Suficientes artistas

diciembre 10, 2012 Comentarios desactivados en Suficientes artistas

—Quiero ser directora, pero me han dicho que ya hay suficientes artistas en el mundo y no es algo que deba perseguir.
—Decir que tenemos suficientes artistas es como decir que tenemos suficientes científicos, que tenemos suficientes diseñadores, que tenemos suficientes políticos (bueno, sí tenemos suficientes políticos). Pero, ¿sabes? Nadie consigue ser tú; excepto tú. Nadie posee tu punto de vista, salvo tú. Nadie logra traer al mundo las cosas que únicamente tú consigues traer al mundo, excepto tú. Así que decir que hay suficientes escritores ahí fuera, suficientes directores ahí fuera, suficientes puntos de vista… Pues sí, los hay, pero ninguno de ellos son tú y ninguno va a llevar a cabo el arte que tú quieres hacer, ninguno de ellos va a cambiar a la gente y cambiar al mundo de la forma que tú podrías hacerlo. Si crees a alguien que diga “no, no, ya tenemos suficientes de ésos”, entonces eso sólo significa que estás abandonando la posibilidad de cambiar el mundo en la medida que tú podrías cambiarlo.

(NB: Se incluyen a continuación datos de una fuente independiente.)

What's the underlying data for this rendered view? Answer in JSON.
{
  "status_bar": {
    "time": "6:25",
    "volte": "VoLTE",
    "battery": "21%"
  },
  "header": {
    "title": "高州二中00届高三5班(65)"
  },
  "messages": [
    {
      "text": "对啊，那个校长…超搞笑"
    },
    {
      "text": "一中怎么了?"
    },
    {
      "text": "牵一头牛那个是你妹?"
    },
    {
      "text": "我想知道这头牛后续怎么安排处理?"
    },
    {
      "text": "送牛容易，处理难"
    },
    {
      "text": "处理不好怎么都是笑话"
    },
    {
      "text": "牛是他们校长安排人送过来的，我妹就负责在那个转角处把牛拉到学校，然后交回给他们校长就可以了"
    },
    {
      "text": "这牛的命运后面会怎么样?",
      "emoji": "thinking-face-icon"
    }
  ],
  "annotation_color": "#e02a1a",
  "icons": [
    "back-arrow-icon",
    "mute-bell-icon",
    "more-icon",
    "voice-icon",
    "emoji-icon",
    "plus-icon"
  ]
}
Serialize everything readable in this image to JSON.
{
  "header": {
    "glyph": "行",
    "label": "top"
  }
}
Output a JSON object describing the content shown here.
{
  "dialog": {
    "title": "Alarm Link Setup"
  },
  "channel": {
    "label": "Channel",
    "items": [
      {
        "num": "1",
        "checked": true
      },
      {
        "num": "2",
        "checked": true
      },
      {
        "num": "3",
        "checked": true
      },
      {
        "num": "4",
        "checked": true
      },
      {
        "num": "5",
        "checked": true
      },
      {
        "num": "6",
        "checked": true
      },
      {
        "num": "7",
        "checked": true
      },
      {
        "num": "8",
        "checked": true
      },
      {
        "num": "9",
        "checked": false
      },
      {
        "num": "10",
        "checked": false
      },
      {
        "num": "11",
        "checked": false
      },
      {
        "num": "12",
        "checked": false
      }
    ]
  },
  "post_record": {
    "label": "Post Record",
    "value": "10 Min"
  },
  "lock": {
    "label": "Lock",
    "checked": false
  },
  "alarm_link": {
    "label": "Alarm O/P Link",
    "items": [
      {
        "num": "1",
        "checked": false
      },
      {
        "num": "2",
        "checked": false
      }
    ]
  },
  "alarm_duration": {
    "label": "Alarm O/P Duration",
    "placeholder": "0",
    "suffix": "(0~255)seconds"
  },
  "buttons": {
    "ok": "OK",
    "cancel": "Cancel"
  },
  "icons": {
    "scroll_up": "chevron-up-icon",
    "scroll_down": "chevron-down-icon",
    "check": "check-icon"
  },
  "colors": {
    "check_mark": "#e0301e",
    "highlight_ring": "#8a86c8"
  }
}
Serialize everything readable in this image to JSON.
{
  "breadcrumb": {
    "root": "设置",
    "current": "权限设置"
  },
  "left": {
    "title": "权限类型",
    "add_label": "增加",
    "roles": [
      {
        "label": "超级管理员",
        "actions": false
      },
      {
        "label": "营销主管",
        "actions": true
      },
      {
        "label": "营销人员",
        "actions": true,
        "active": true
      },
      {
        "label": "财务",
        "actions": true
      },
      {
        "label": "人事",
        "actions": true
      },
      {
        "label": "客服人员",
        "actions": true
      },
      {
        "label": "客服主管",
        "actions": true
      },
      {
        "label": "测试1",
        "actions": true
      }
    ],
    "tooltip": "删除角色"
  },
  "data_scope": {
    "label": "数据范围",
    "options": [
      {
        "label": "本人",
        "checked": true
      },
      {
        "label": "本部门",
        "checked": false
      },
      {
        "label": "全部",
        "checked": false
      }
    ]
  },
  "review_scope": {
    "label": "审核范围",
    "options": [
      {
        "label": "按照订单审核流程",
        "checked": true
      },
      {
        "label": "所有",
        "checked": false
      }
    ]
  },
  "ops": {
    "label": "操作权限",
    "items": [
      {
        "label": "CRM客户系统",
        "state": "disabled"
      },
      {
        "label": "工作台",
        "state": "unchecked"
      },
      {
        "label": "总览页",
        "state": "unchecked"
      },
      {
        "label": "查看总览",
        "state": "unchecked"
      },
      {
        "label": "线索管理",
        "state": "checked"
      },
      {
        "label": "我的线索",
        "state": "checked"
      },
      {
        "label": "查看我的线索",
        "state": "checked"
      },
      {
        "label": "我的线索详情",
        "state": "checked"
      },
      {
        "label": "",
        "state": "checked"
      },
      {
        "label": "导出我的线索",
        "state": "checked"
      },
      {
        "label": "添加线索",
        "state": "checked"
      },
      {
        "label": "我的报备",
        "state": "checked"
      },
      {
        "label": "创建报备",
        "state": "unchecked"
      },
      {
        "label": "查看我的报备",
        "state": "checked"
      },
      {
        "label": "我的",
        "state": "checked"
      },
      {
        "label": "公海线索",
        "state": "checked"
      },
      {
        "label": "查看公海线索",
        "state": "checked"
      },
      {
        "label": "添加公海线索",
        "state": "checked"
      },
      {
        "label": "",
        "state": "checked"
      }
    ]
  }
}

Toma obviedad, puede parecer. Pero aguanta, que vienen curvas.

Que existan adalides de cercenar los prismas y la potencia de un mensaje particular es abominable. En un mundo en el que cada vez más gente desconoce cómo expresar qué siente, qué vive o si alguien ahí fuera es capaz de poner palabras, imágenes o música a su vida, son necesarias las personas que se rompan por vehicular dichas inquietudes.

No exagero. Puedo asegurarte que me faltan dedos para contar la cantidad de veces que me preguntaron si era gay sólo por articular frases congruentes. Los mismos que luego, por ejemplo, se besaban de emoción porque su equipo ganaba un partido. Garrulería y anécdota aparte, estos contrasentidos evidencian la existencia de una brecha entre la expresión y la realidad, especialmente si hay sentimientos de por medio (sin descuidar que la realidad es una percepción individual).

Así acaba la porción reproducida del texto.